何故ならその要求をポエトに呑ませることは、彼の地位と権威を貶めることになる。そして貶めさせた原因は白猫党である。
それは実質的に、ポエトをミッドランド市国の最高権力者の座から引きずり下ろし、白猫党がその座を奪うことと同じ――即ち、力ずくで占領したも同然の結果となるからだ。

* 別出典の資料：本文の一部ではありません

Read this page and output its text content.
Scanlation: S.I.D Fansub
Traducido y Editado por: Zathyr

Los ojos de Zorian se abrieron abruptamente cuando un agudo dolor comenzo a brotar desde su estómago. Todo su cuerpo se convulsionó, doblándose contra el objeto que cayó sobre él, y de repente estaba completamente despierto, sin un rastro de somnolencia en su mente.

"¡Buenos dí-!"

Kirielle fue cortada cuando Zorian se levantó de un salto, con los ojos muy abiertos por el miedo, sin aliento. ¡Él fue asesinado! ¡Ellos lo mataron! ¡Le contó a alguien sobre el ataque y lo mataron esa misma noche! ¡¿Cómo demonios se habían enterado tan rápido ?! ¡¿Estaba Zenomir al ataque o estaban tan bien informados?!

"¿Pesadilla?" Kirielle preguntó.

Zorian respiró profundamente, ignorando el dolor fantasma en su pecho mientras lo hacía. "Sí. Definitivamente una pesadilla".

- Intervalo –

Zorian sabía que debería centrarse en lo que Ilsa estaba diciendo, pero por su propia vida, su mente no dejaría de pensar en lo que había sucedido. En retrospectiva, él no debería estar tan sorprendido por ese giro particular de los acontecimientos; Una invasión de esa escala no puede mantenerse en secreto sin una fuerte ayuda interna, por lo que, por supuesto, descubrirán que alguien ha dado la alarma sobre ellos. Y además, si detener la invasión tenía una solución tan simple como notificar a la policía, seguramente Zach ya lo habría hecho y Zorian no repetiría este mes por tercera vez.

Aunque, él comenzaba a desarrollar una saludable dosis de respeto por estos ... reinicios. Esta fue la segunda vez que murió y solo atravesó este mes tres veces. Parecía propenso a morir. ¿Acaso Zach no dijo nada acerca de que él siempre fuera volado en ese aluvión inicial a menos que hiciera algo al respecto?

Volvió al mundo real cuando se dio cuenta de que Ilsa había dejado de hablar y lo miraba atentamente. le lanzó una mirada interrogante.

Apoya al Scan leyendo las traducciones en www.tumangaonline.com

当然、穏健派であるトレッドは、央中との決定的な関係悪化を避けるべく、シエナを止めようとした。
しかし、シエナは意に介さない。
「トレッド政務部長。あなたは黙っててちょうだい。
さあ、ポエト・ラーガ卿。要求を呑むの? 呑まないの?」
シエナは凄みながら、片手をそっと挙げる。
それに同じるように、彼女が引き連れた1分隊が武器を構える。
「貴様……!」
当然、ポエトはそんな要求を呑むわけが無い。
「私を虚仮にする気かッ! そんな要求が通ると、本気で思っているわけではあるまいな!?
忘れているわけでは無いだろうな、この街にはあの、カツミ・タイカの弟子が……」「テンコちゃんでしょ?」「……っ」
ポエトの脅しに対し、シエナは冷淡に応じて見せる。
「勿論知ってるわよ。アタシは天狐ゼミ、564年下半期卒業生だもの。そうね、呼んでもらえると言うのならむしろ、ありがたい話だわ。恩師と久々に語り合えるもの。
じゃあ、呼んでちょうだい。早めに、ね」
そう言って、シエナは悪辣な笑みを浮かべた。
対照的に、ポエトの顔色は――未だ堅い表情を崩しはしなかったものの――目に見えて蒼くなっていた。
「……呼んできてくれ」
ポエトは目を合わせず、執事にそう命令した。
「旦那様ぁ……」
執事は絞り出すような声で応じたが、ポエトは顔を向けようとはしなかった。
「呼ぶ、……のだ」
「……かしこまり……ました……」
しかし、居ない者を呼べるはずもなく――1時間後、ミッドランド市国が有する入出国管理局、港湾施設および船舶は、すべて白猫党の管理下に置かれることとなった。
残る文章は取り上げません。